We apply our established hydrodynamic model to simulate how the initially checkerboard-patterned ATP disperses in active fluid and inactive fluid (Fig. 8). In this exploration, we use the same equations for \({{{{{\bf{Q}}}}}}\), \({{{{{\bf{u}}}}}}\) and \(C\) (Eqs. (69)), along with their initial and boundary conditions, except that \(C\) is initialized in a checkerboard pattern in a 45 × 45 simulation box. We use two different checkerboard patterns for different trials. One has the \({xy}\)-axis origin in the center of a grid square:

$$C\left(x,\,y,\,t=0\right)={C}_{0}\,\mbox{mod}\left\{\mbox{mod}\left[{{\mbox{ceil}}}\left(\frac{{x}^{*}}{{a}^{*}}-0.5\right),\,2\right]+\mbox{mod}\left[{{\mbox{ceil}}}\left(\frac{{y}^{*}}{{a}^{*}}-0.5\right),\,2\right]+1,\,2\right\},$$
(11)

where \({C}_{0}=\) 5 mM is the initial ATP concentration, \({a}^{*}\) represents the dimensionless grid size of the checkerboard pattern, \(\mbox{mod}(i,j)\) represents the remainder of \(i\) divided by \(j\), and \({{\mbox{ceil}}}\left(x\right)\) represents the rounding of \(x\) toward positive infinity (e.g., Fig. 8a with \({a}^{*}=\) 22).

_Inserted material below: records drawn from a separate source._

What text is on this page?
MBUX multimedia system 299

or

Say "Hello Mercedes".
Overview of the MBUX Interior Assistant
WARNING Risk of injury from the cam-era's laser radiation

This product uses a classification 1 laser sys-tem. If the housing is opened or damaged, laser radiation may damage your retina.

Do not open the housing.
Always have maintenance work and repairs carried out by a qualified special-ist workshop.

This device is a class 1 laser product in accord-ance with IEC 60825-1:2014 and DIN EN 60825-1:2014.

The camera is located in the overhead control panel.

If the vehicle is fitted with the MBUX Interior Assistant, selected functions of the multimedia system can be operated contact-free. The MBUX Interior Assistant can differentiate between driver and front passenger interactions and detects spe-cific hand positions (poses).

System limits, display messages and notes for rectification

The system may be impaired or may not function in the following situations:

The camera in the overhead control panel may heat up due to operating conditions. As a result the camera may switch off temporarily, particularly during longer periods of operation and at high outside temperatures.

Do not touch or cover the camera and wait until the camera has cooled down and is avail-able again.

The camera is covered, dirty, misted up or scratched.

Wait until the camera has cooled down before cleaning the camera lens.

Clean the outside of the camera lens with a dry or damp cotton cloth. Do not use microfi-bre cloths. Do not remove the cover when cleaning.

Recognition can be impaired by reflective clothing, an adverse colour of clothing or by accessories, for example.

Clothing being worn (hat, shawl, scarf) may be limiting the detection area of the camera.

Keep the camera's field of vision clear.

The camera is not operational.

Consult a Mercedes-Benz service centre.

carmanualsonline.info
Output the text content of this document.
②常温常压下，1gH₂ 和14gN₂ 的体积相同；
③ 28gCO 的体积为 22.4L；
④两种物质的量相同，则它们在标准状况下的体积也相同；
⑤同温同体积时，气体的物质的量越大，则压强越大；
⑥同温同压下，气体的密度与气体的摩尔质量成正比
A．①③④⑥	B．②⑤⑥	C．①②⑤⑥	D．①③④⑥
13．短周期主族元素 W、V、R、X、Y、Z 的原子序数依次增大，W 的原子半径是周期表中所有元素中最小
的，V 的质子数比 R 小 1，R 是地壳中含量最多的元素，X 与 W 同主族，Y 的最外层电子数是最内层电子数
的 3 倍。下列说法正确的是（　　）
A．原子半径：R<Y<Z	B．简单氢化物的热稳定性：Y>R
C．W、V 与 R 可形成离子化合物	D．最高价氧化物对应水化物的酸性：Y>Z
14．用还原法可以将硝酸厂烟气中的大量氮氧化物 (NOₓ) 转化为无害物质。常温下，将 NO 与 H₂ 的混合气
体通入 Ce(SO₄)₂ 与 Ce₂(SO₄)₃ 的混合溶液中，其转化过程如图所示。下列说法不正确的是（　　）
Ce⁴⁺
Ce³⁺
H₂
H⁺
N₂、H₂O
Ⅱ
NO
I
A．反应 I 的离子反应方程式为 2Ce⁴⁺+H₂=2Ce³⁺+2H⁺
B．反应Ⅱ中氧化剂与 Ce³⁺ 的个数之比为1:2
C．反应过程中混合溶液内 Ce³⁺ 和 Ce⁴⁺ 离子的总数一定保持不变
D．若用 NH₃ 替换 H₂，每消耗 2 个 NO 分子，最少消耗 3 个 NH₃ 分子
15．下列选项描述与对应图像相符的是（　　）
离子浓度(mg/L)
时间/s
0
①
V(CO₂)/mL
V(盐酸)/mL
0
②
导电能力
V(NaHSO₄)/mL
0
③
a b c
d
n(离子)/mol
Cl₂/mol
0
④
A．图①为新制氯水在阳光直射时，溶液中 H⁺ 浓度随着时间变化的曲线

The other checkerboard pattern has the \({xy}\)-axis origin at a vertex of the grid:

$$C\left(x,\,y,\,t=0\right)={C}_{0}\,\mbox{mod}\left\{\mbox{mod}\left[{{\mbox{ceil}}}\left(\frac{{x}^{*}}{{a}^{*}}\right),\,2\right]+\mbox{mod}\left[{{\mbox{ceil}}}\left(\frac{{y}^{*}}{{a}^{*}}\right),\,2\right]+1,\,2\right\}.$$
(12)

The simulation is performed for the dimensionless grid size \({a}^{*}\) ranging from 2 to 22 for both active (\({\alpha }^{*}=\) 25) and inactive (\({\alpha }^{*}=\) 0) systems (Fig. 8a). We analyze the corresponding mixing time (averaged over 2 trials) as a function of \({a}^{*}\) (Fig. 8b) to reveal how the \({a}^{*}\)-dependence of mixing times differs in active and inactive fluid systems.